Labels and Libels
September 4, 2001
The United
States and Israel have walked out of the United Nations conference on
racism to protest other countries delegates use of the label
racist to describe Israel.
Israel racist? Just because it
assigns different rights to different people, depending on whether they have
Jewish ancestors? Come now!
Of course it all depends on your definition of
racism. And in fact, most people who use the word as an invidious label
dont want to define it at all. As long as it remains undefined, its
handy for smears and, of course, for justifying expansions of government
power. How can we defend ourselves against a charge that has no fixed meaning?
When a charge isnt defined, even the
accused person doesnt know whether hes guilty or not. Nobody can
say for sure whether the charge is true or false. But in practice, those in power
will decide. The state will decide. And its decision will be arbitrary.
If, in a country with free institutions and the
rule of law, you are charged with murder, you may get a fair trial. The word
murder has a clear definition; its not just a malicious label. A jury
can determine whether the evidence supports the assertion that the defendant has
committed an act meeting the definition. If the evidence is insufficient, he can be
acquitted. And, just as important, anyone who knowingly brings a false charge of
murder can be prosecuted.
But with charges like racism,
there are no such safeguards. Nobody can be acquitted, standards of evidence are
lax or nonexistent, and false charges go unpunished. Have Jesse Jackson and Al
Sharpton ever paid a price for loose accusations of racism? Of course not.
Thats why they feel free to throw the word about with abandon.
Some people do use the
word racist conscientiously. In their minds, at least, it has a clear
meaning, and because they take it seriously they no more want to accuse innocent
people of racism than of murder. But such scruples are exceptional, and no man
who holds them will ever make it as a civil rights leader.
Speaking of labels, one commentator has
observed recently that the old labels liberal and
conservative dont mean anything anymore. Only a liberal
would say that.
Sure enough, the pundit tried to prove his
point by quoting an old definition of a conservative as one who is opposed to
change. Then he noted triumphantly that todays so-called conservatives
want to change all sorts of laws and institutions! Not very conservative of them,
he gloated. Apparently he thought hed scored a clever point.
Well, why not argue that by the same
reasoning, todays liberals arent very liberal? After all, they oppose
changing all the things the conservatives want to change.

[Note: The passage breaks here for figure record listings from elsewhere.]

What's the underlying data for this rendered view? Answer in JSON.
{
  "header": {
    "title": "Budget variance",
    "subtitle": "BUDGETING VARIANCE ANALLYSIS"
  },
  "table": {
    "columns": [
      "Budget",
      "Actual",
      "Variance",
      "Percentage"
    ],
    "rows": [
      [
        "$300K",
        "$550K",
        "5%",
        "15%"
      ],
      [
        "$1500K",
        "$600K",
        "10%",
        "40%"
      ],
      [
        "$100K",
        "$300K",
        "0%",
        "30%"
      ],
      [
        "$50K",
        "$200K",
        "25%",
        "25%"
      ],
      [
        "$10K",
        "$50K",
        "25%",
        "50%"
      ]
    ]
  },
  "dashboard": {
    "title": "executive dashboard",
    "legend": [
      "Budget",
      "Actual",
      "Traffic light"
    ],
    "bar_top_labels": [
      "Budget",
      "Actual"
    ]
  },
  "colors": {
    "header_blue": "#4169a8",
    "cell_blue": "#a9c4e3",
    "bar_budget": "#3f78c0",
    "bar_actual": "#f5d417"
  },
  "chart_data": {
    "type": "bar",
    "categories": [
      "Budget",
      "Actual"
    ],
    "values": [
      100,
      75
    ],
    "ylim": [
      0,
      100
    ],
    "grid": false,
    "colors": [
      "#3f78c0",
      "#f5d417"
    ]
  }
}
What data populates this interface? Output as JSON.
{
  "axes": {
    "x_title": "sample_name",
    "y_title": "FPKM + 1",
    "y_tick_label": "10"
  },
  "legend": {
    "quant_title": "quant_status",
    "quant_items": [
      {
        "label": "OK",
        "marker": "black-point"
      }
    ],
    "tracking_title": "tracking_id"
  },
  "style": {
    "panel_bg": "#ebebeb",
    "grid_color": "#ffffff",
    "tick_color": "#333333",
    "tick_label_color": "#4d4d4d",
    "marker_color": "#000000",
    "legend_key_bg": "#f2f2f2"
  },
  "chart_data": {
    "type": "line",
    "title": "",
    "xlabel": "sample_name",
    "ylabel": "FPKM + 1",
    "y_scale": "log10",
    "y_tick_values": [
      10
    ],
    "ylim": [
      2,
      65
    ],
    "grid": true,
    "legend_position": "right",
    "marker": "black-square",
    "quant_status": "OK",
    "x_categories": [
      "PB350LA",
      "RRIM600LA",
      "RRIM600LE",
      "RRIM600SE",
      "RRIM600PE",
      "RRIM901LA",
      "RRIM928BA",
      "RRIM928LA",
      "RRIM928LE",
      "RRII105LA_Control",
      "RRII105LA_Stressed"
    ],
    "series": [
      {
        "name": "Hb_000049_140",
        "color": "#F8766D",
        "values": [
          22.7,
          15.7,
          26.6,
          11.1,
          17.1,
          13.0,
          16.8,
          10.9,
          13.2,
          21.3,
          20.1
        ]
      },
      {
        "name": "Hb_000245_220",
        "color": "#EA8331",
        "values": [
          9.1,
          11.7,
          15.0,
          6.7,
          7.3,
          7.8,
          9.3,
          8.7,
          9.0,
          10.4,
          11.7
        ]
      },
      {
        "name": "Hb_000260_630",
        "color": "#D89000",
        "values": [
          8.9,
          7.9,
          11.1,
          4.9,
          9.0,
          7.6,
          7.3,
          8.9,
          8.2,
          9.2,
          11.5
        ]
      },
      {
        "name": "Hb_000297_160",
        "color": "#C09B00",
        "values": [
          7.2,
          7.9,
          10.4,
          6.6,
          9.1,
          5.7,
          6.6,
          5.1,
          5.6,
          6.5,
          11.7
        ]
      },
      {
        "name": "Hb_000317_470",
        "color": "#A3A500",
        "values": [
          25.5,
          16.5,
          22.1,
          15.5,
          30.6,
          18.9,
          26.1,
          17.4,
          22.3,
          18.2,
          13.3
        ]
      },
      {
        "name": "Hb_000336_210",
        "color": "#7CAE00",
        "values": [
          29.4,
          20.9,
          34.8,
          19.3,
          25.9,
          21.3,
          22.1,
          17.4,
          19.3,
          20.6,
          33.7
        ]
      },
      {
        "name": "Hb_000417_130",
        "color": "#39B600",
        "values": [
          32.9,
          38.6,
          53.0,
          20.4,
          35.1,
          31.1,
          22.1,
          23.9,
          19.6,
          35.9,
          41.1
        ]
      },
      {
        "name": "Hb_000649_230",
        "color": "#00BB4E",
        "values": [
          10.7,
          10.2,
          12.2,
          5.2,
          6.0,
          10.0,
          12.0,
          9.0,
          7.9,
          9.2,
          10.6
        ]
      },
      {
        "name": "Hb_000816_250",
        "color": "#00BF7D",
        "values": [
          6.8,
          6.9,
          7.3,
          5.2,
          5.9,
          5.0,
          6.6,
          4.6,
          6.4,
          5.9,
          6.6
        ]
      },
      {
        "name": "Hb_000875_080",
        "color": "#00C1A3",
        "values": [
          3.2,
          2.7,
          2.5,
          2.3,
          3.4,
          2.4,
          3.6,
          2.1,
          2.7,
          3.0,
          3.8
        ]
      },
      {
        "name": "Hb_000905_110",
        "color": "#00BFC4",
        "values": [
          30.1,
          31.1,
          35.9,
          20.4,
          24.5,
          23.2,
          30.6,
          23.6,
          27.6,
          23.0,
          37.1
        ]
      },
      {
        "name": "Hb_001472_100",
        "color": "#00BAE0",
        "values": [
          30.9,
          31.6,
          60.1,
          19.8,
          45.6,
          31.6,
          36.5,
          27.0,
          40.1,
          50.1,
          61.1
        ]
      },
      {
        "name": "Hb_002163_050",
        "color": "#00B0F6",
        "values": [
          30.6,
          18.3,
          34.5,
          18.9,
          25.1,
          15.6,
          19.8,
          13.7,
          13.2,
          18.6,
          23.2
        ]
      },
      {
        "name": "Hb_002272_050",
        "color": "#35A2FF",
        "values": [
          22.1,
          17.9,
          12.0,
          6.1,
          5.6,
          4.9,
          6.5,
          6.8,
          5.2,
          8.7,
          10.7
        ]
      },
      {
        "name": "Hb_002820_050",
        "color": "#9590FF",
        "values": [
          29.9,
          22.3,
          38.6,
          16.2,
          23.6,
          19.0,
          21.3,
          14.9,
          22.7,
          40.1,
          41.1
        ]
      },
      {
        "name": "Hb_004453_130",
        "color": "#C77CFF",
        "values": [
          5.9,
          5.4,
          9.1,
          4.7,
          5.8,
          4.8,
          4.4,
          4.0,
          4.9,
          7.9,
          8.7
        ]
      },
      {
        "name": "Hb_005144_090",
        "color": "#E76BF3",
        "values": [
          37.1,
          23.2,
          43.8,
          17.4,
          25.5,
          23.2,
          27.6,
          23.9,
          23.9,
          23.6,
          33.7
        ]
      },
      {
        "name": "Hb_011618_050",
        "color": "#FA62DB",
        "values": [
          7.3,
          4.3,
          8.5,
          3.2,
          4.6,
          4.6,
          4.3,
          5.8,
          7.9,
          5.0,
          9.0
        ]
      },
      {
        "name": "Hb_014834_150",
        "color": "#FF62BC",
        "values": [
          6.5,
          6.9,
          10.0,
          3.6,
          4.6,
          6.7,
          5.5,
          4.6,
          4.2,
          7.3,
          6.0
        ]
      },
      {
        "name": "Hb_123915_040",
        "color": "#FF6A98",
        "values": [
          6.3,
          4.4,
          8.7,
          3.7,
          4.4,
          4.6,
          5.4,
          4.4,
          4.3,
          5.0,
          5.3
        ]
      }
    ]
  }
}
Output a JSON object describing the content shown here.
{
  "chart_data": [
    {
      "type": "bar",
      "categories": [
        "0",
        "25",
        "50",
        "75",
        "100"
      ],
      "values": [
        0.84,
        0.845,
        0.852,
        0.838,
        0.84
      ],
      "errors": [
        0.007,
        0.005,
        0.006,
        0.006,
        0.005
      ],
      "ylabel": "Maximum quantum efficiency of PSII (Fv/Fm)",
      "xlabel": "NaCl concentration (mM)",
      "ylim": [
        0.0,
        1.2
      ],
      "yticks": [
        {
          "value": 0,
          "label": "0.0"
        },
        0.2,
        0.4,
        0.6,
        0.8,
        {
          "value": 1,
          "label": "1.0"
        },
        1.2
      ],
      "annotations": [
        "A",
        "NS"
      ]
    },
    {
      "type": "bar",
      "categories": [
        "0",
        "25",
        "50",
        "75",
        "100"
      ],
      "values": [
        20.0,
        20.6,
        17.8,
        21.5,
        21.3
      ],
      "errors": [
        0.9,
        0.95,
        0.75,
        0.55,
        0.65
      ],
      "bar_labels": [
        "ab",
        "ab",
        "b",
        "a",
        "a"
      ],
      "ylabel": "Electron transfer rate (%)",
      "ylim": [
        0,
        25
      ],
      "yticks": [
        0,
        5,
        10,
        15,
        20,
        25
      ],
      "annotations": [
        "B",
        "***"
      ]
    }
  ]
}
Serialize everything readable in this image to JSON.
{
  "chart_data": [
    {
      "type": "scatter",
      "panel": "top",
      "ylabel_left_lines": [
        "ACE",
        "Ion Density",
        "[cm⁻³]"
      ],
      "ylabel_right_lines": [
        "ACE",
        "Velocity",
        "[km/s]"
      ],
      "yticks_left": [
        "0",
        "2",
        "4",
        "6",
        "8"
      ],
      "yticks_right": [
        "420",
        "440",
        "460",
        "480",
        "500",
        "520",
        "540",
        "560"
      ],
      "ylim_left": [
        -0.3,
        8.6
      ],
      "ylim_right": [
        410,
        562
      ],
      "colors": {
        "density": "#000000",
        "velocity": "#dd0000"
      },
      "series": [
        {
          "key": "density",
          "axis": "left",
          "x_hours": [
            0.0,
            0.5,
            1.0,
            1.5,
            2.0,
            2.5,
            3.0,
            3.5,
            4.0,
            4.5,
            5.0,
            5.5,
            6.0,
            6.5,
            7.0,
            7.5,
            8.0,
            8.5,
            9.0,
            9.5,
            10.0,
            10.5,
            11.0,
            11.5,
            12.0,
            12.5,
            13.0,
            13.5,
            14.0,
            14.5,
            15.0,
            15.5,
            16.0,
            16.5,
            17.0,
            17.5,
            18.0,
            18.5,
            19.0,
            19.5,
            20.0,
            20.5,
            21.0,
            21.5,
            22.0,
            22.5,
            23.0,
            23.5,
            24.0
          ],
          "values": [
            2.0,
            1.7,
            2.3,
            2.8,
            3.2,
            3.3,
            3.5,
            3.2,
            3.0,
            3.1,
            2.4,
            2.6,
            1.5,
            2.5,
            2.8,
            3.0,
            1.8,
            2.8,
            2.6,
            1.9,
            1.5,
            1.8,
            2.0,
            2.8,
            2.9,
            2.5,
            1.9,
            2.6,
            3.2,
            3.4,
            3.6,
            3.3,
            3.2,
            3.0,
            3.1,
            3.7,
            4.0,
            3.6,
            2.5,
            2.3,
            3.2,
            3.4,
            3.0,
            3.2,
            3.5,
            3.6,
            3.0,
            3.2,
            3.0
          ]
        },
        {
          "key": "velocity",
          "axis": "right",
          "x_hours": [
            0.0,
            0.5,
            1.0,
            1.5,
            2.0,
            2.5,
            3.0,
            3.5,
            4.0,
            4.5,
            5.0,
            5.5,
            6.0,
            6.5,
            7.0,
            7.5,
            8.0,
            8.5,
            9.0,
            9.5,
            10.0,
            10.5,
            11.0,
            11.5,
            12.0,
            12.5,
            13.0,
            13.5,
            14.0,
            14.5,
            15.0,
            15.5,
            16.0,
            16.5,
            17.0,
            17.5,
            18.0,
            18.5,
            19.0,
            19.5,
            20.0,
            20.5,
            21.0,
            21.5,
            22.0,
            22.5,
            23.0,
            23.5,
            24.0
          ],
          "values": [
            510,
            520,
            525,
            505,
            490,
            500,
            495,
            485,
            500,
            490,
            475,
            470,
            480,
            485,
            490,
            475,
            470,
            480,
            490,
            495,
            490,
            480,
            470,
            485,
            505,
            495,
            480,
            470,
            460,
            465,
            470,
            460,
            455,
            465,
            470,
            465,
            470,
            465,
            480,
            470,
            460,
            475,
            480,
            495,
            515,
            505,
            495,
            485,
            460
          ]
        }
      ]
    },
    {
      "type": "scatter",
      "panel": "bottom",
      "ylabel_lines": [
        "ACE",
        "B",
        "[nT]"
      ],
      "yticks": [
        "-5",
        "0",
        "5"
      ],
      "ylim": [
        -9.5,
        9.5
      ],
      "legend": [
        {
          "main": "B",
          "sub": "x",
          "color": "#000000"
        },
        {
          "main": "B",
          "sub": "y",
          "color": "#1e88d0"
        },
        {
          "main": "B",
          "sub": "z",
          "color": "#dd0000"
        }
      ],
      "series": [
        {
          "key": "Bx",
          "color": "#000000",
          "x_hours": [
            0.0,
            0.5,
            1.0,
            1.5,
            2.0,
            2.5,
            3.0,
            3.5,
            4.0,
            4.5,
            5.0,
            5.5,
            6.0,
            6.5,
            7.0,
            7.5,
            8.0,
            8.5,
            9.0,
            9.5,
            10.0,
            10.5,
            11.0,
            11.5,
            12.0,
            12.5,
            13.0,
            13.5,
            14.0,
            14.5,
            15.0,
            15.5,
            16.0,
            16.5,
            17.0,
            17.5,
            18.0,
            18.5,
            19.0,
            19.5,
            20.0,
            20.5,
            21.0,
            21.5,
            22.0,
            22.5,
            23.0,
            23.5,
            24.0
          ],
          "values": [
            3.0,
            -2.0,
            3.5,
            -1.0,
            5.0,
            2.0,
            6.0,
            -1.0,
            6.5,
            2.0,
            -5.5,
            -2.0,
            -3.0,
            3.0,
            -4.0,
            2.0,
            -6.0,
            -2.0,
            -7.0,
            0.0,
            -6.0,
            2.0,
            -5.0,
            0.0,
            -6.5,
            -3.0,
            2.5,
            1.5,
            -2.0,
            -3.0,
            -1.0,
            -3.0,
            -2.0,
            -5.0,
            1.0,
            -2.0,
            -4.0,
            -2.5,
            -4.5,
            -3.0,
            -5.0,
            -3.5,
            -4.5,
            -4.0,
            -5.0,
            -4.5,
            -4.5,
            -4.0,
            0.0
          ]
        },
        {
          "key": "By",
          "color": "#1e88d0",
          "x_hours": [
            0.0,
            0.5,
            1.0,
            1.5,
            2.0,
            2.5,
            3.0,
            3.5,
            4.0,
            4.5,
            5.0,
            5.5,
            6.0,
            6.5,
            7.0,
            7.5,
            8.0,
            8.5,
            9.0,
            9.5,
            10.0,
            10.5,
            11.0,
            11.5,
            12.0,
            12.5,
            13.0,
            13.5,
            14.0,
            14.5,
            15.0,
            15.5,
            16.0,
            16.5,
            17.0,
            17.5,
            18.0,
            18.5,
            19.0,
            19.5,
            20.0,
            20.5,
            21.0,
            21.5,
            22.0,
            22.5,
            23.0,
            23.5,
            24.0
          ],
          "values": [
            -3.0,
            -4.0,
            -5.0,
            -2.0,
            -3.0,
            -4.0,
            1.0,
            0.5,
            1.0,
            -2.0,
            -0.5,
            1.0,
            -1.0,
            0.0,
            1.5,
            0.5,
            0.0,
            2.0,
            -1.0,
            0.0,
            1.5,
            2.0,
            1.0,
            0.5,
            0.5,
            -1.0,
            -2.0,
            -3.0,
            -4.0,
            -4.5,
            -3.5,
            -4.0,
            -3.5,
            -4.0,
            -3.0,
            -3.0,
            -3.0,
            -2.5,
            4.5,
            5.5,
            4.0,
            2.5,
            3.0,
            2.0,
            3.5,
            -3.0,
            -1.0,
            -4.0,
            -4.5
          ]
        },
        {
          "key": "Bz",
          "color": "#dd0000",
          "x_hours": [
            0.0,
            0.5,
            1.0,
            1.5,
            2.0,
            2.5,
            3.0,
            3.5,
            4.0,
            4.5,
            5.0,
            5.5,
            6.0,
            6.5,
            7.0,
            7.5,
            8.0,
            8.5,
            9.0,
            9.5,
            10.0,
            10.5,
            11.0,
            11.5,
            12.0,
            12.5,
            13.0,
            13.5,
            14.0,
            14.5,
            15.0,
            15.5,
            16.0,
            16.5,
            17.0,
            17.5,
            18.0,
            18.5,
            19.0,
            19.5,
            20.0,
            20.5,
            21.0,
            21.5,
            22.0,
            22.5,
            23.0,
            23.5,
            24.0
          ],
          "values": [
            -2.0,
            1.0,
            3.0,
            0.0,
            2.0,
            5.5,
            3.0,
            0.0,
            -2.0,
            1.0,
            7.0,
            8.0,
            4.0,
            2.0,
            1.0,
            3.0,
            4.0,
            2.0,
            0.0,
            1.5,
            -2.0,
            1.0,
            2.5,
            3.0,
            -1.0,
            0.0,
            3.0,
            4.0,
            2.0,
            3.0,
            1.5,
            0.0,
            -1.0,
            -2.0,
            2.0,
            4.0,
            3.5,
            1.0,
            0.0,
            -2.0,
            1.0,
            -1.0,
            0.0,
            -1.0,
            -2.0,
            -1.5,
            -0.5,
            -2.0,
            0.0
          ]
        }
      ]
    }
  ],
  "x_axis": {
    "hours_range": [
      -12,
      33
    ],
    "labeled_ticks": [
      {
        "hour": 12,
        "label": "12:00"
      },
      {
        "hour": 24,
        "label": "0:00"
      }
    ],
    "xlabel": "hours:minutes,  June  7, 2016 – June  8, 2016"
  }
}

The real point, which should be obvious to a
moron, is that liberals and conservatives have reversed their strategic positions,
not that they no longer differ significantly. There is one point of contrast:
conservatives are happy to be known as conservatives, whereas liberals no longer
want to be identified as liberals. Thats why liberals
disparage labels. In this case, the liberal pundit was disparaging labels in order to
disparage conservatives.
The liberal label is itself misleading. A
liberal used to be one who favored minimal government and maximum liberty.
Today we have to call such advocates of the limited state classical
liberals in order to distinguish them from the modern collectivist liberals who
have usurped the name. But having given liberal a bad name, the
collectivists now want to switch labels again. They prefer to be called
progressives.
In Europe the collectivists are frankly called
socialists and communists. But in this country they
complain that they are being maligned when they are so identified, and even
liberal, having lost its power to mislead (nobody today thinks liberals
favor liberty), makes them squirm.
Like a disreputable product that needs a new
brand name, our liberal friends have to find yet another new guise for what
theyre peddling: yet further increases in the ratio of force to freedom.
Government, after all, is organized force a simple fact of life that never
seems to sink in with most people.
But then, most people are educated in
government schools. No wonder they never learn.